One trans-Atlantic flight later and Law was protected from extradition to face justice. Not that the church finds anything particularly wrong with clergy committing sin—they are human, after all. Sin is sin, whether it is killing one’s brother, having sex outside marriage, or eating meat on Friday during Lent. A medieval organization has no concern with concepts like “age of consent,” “rights,” or “jurisprudence.”
When John Paul II died they replaced him with a former member of Hitler Youth who, reports are, started to fondly recall those days as he slipped into dotage. His appointed co-Pope, Francis, was considered a Reformist for altering dogma to comport with centuries-old scientific findings (take that heliocentrism). The church is not entirely anti-science, just very cautious of how to incorporate things like the qualities of celestial bodies. It suffers from an epistemology wholly constructed when the naked eye was the sole means of seeing the universe, and which it cannot fundamentally alter.

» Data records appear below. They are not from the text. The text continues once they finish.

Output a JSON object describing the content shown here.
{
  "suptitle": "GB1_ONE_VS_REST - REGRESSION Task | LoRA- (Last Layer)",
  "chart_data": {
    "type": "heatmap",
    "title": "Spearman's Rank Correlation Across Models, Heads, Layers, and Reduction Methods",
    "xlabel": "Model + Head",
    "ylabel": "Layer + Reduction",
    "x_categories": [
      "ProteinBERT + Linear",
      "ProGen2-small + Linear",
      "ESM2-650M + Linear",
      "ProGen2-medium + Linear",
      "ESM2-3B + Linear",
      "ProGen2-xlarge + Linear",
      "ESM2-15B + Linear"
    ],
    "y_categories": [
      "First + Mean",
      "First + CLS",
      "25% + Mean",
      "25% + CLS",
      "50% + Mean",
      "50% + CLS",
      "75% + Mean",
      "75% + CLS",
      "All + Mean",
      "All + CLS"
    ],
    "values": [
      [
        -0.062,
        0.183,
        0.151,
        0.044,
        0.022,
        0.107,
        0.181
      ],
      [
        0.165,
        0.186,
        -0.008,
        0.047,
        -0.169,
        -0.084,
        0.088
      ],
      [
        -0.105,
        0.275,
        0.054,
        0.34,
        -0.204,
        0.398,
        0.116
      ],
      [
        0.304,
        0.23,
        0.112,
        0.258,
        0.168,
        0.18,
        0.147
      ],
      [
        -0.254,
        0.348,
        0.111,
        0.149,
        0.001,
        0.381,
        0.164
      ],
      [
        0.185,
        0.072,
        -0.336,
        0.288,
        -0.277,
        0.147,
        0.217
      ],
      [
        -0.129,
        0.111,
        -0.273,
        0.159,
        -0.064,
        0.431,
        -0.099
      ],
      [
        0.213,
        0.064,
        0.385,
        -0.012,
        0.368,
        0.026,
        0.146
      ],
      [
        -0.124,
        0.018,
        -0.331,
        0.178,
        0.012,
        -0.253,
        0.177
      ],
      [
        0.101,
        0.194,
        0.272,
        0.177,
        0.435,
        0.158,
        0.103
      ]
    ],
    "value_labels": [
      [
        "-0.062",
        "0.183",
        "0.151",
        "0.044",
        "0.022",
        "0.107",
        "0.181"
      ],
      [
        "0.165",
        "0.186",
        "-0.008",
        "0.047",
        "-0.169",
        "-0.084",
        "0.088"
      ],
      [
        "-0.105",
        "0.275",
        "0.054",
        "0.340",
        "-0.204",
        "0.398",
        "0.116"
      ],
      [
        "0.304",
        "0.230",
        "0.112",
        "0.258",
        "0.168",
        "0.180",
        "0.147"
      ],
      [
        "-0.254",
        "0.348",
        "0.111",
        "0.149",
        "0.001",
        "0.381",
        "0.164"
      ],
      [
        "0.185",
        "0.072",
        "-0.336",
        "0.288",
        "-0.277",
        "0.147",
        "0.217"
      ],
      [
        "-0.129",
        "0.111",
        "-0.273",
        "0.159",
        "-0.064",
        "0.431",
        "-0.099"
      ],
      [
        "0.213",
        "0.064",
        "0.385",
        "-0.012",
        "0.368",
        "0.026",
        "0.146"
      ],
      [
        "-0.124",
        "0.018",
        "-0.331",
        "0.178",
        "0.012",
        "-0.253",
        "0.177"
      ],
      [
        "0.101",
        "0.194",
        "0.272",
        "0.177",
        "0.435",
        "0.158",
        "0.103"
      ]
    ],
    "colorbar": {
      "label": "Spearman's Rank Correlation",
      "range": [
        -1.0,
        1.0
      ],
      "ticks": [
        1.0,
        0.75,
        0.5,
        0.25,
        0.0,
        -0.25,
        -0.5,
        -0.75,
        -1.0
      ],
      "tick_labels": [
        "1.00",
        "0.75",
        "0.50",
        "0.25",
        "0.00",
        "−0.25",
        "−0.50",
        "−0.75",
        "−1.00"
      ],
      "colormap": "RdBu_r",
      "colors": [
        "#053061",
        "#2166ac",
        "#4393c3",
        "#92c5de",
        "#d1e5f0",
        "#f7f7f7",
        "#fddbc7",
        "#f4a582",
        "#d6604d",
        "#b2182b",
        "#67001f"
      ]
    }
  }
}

Is pedophilia a mental illness? Is it a sexuality? Is it another form of dopamine-cycling? The medical gaze turns behaviors into conditions that can be treated through a variety of means, from confession to a medical professional (of symptoms, their professionalism translates these symptoms into a disease), and a variety of therapies, both psychological and psychiatric.

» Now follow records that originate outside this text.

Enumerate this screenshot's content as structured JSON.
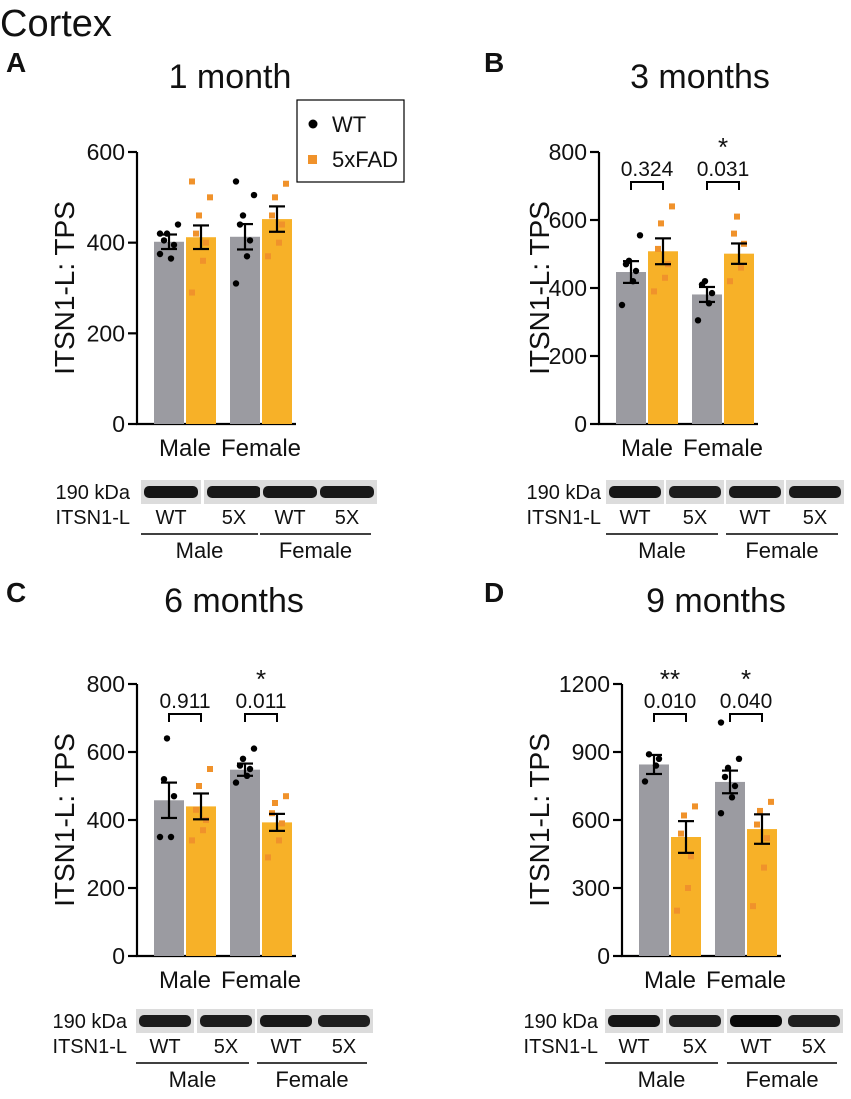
{
  "figure_title": "Cortex",
  "legend": [
    {
      "name": "WT",
      "color": "#9b9ba1",
      "point_color": "#000000"
    },
    {
      "name": "5xFAD",
      "color": "#f7b128",
      "point_color": "#f0922b"
    }
  ],
  "chart_data": [
    {
      "panel": "A",
      "type": "bar",
      "title": "1 month",
      "ylabel": "ITSN1-L: TPS",
      "ylim": [
        0,
        600
      ],
      "yticks": [
        0,
        200,
        400,
        600
      ],
      "categories": [
        "Male",
        "Female"
      ],
      "series": [
        {
          "name": "WT",
          "values": [
            402,
            413
          ],
          "sem": [
            16,
            28
          ],
          "points": [
            [
              375,
              365,
              395,
              405,
              420,
              440,
              420
            ],
            [
              310,
              370,
              405,
              440,
              460,
              505,
              535
            ]
          ]
        },
        {
          "name": "5xFAD",
          "values": [
            412,
            452
          ],
          "sem": [
            26,
            28
          ],
          "points": [
            [
              290,
              360,
              400,
              420,
              460,
              500,
              535
            ],
            [
              370,
              400,
              440,
              460,
              500,
              530
            ]
          ]
        }
      ],
      "annotations": [],
      "blot": {
        "kda": "190 kDa",
        "protein": "ITSN1-L",
        "lanes": [
          "WT",
          "5X",
          "WT",
          "5X"
        ],
        "groups": [
          "Male",
          "Female"
        ],
        "intensity": [
          0.85,
          0.8,
          0.8,
          0.8
        ]
      }
    },
    {
      "panel": "B",
      "type": "bar",
      "title": "3 months",
      "ylabel": "ITSN1-L: TPS",
      "ylim": [
        0,
        800
      ],
      "yticks": [
        0,
        200,
        400,
        600,
        800
      ],
      "categories": [
        "Male",
        "Female"
      ],
      "series": [
        {
          "name": "WT",
          "values": [
            447,
            381
          ],
          "sem": [
            32,
            22
          ],
          "points": [
            [
              350,
              420,
              450,
              470,
              480,
              555
            ],
            [
              305,
              355,
              385,
              410,
              420
            ]
          ]
        },
        {
          "name": "5xFAD",
          "values": [
            508,
            501
          ],
          "sem": [
            38,
            30
          ],
          "points": [
            [
              390,
              430,
              470,
              515,
              590,
              640
            ],
            [
              420,
              460,
              530,
              560,
              610
            ]
          ]
        }
      ],
      "annotations": [
        {
          "category": "Male",
          "p": "0.324",
          "star": ""
        },
        {
          "category": "Female",
          "p": "0.031",
          "star": "*"
        }
      ],
      "blot": {
        "kda": "190 kDa",
        "protein": "ITSN1-L",
        "lanes": [
          "WT",
          "5X",
          "WT",
          "5X"
        ],
        "groups": [
          "Male",
          "Female"
        ],
        "intensity": [
          0.85,
          0.75,
          0.8,
          0.8
        ]
      }
    },
    {
      "panel": "C",
      "type": "bar",
      "title": "6 months",
      "ylabel": "ITSN1-L: TPS",
      "ylim": [
        0,
        800
      ],
      "yticks": [
        0,
        200,
        400,
        600,
        800
      ],
      "categories": [
        "Male",
        "Female"
      ],
      "series": [
        {
          "name": "WT",
          "values": [
            458,
            548
          ],
          "sem": [
            52,
            18
          ],
          "points": [
            [
              350,
              350,
              470,
              520,
              640
            ],
            [
              510,
              530,
              550,
              560,
              580,
              610
            ]
          ]
        },
        {
          "name": "5xFAD",
          "values": [
            440,
            393
          ],
          "sem": [
            38,
            25
          ],
          "points": [
            [
              340,
              370,
              400,
              430,
              500,
              550
            ],
            [
              290,
              340,
              390,
              420,
              450,
              470
            ]
          ]
        }
      ],
      "annotations": [
        {
          "category": "Male",
          "p": "0.911",
          "star": ""
        },
        {
          "category": "Female",
          "p": "0.011",
          "star": "*"
        }
      ],
      "blot": {
        "kda": "190 kDa",
        "protein": "ITSN1-L",
        "lanes": [
          "WT",
          "5X",
          "WT",
          "5X"
        ],
        "groups": [
          "Male",
          "Female"
        ],
        "intensity": [
          0.75,
          0.75,
          0.8,
          0.7
        ]
      }
    },
    {
      "panel": "D",
      "type": "bar",
      "title": "9 months",
      "ylabel": "ITSN1-L: TPS",
      "ylim": [
        0,
        1200
      ],
      "yticks": [
        0,
        300,
        600,
        900,
        1200
      ],
      "categories": [
        "Male",
        "Female"
      ],
      "series": [
        {
          "name": "WT",
          "values": [
            845,
            768
          ],
          "sem": [
            42,
            50
          ],
          "points": [
            [
              770,
              840,
              870,
              890
            ],
            [
              630,
              700,
              750,
              790,
              830,
              870,
              1030
            ]
          ]
        },
        {
          "name": "5xFAD",
          "values": [
            525,
            560
          ],
          "sem": [
            70,
            65
          ],
          "points": [
            [
              200,
              300,
              440,
              540,
              620,
              660
            ],
            [
              220,
              390,
              520,
              580,
              640,
              680
            ]
          ]
        }
      ],
      "annotations": [
        {
          "category": "Male",
          "p": "0.010",
          "star": "**"
        },
        {
          "category": "Female",
          "p": "0.040",
          "star": "*"
        }
      ],
      "blot": {
        "kda": "190 kDa",
        "protein": "ITSN1-L",
        "lanes": [
          "WT",
          "5X",
          "WT",
          "5X"
        ],
        "groups": [
          "Male",
          "Female"
        ],
        "intensity": [
          0.85,
          0.7,
          1.0,
          0.7
        ]
      }
    }
  ]
}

In the late 20th century America went through a social panic brought about largely by wages having fallen relative to productivity for a decade. As more “middle class” occupations were “opening” to young women whose own mothers did not work outside the house for money. While it was correctly presented as the opportunity for independence and equality with men—first wave feminism sought political equality via suffrage, this second wave sought economic equality—in practice domestic responsibilities such as child care belonged overwhelmingly to women. They needed to pay other workers to take care of their young children.

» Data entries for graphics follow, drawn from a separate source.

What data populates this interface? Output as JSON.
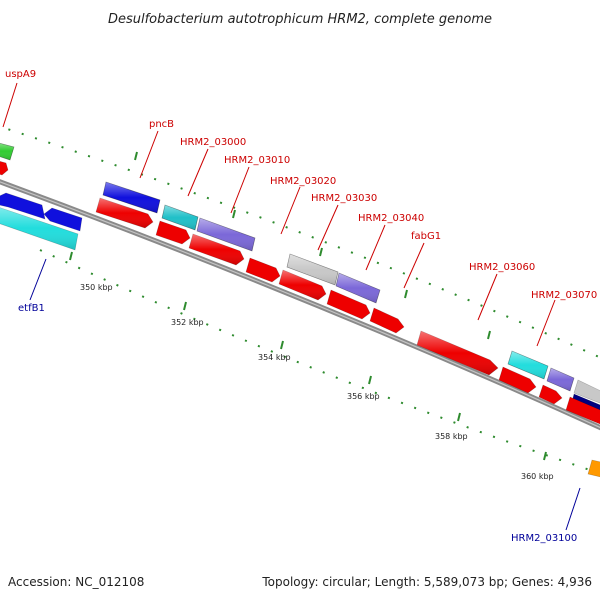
{
  "title": "Desulfobacterium autotrophicum HRM2, complete genome",
  "footer": {
    "accession": "Accession: NC_012108",
    "topology": "Topology: circular; Length: 5,589,073 bp; Genes: 4,936"
  },
  "colors": {
    "forward_label": "#cc0000",
    "reverse_label": "#000099",
    "backbone": "#8a8a8a",
    "tick": "#2e8b2e",
    "red_gene": "#ee0000",
    "blue_gene": "#1010dd",
    "cyan_gene": "#22dddd",
    "teal_gene": "#20c0c8",
    "purple_gene": "#7b68d8",
    "gray_gene": "#c8c8c8",
    "green_gene": "#33cc33",
    "navy_gene": "#000080",
    "orange_gene": "#ff9900"
  },
  "ticks": [
    {
      "label": "350 kbp"
    },
    {
      "label": "352 kbp"
    },
    {
      "label": "354 kbp"
    },
    {
      "label": "356 kbp"
    },
    {
      "label": "358 kbp"
    },
    {
      "label": "360 kbp"
    }
  ],
  "genes": [
    {
      "id": "uspA9",
      "label": "uspA9",
      "strand": "forward"
    },
    {
      "id": "pncB",
      "label": "pncB",
      "strand": "forward"
    },
    {
      "id": "HRM2_03000",
      "label": "HRM2_03000",
      "strand": "forward"
    },
    {
      "id": "HRM2_03010",
      "label": "HRM2_03010",
      "strand": "forward"
    },
    {
      "id": "HRM2_03020",
      "label": "HRM2_03020",
      "strand": "forward"
    },
    {
      "id": "HRM2_03030",
      "label": "HRM2_03030",
      "strand": "forward"
    },
    {
      "id": "HRM2_03040",
      "label": "HRM2_03040",
      "strand": "forward"
    },
    {
      "id": "fabG1",
      "label": "fabG1",
      "strand": "forward"
    },
    {
      "id": "HRM2_03060",
      "label": "HRM2_03060",
      "strand": "forward"
    },
    {
      "id": "HRM2_03070",
      "label": "HRM2_03070",
      "strand": "forward"
    },
    {
      "id": "etfB1",
      "label": "etfB1",
      "strand": "reverse"
    },
    {
      "id": "HRM2_03100",
      "label": "HRM2_03100",
      "strand": "reverse"
    }
  ]
}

Boston’s northern suburbs became a focal point regarding alleged sexual abuse of children with the Fells Acres Day Care case. There was a general social anxiety about leaving one’s children to be cared for while working. As working class women have always worked outside the home for money, it is not surprising that it took second- and third-generation “middle class” women’s concerns to gin up a panic.
In the Fells Acres case, the accused faced a trial where the DA coached the witnesses on sexual abuse and where to point on a doll, when asked where the man touched you. A conviction followed, while in prison the case made against him fell apart but the Governor refused to commute his sentence.
The expressed reluctance by the courts to release information about the Jeffrey Epstein case is in the interest of protecting the innocent. The court of public opinion finds such a presumption of innocence preposterous.
This is fighting the class war in an upward direction.
We know every one of Jeffrey Epstein’s guests or “clients,” was a member of the global ruling class. MAGA wants Bill Clinton on a spit, others are looking for dirtier details about Donald Trump, there are Brits who want to see Prince Andrew held accountable—and these are just the known-knowns. Alan Dershowitz tried to put himself ahead of it in 2019, assuring the world that when those young girls were rubbing near his nether regions he was wearing underwear.
Confession. It’s the key to escaping deviance.
Usually.
I don’t think it can work for a social class though.
[Well, this piece started out as one thing and quickly moved into a different direction. I promise more on illicit education soon.]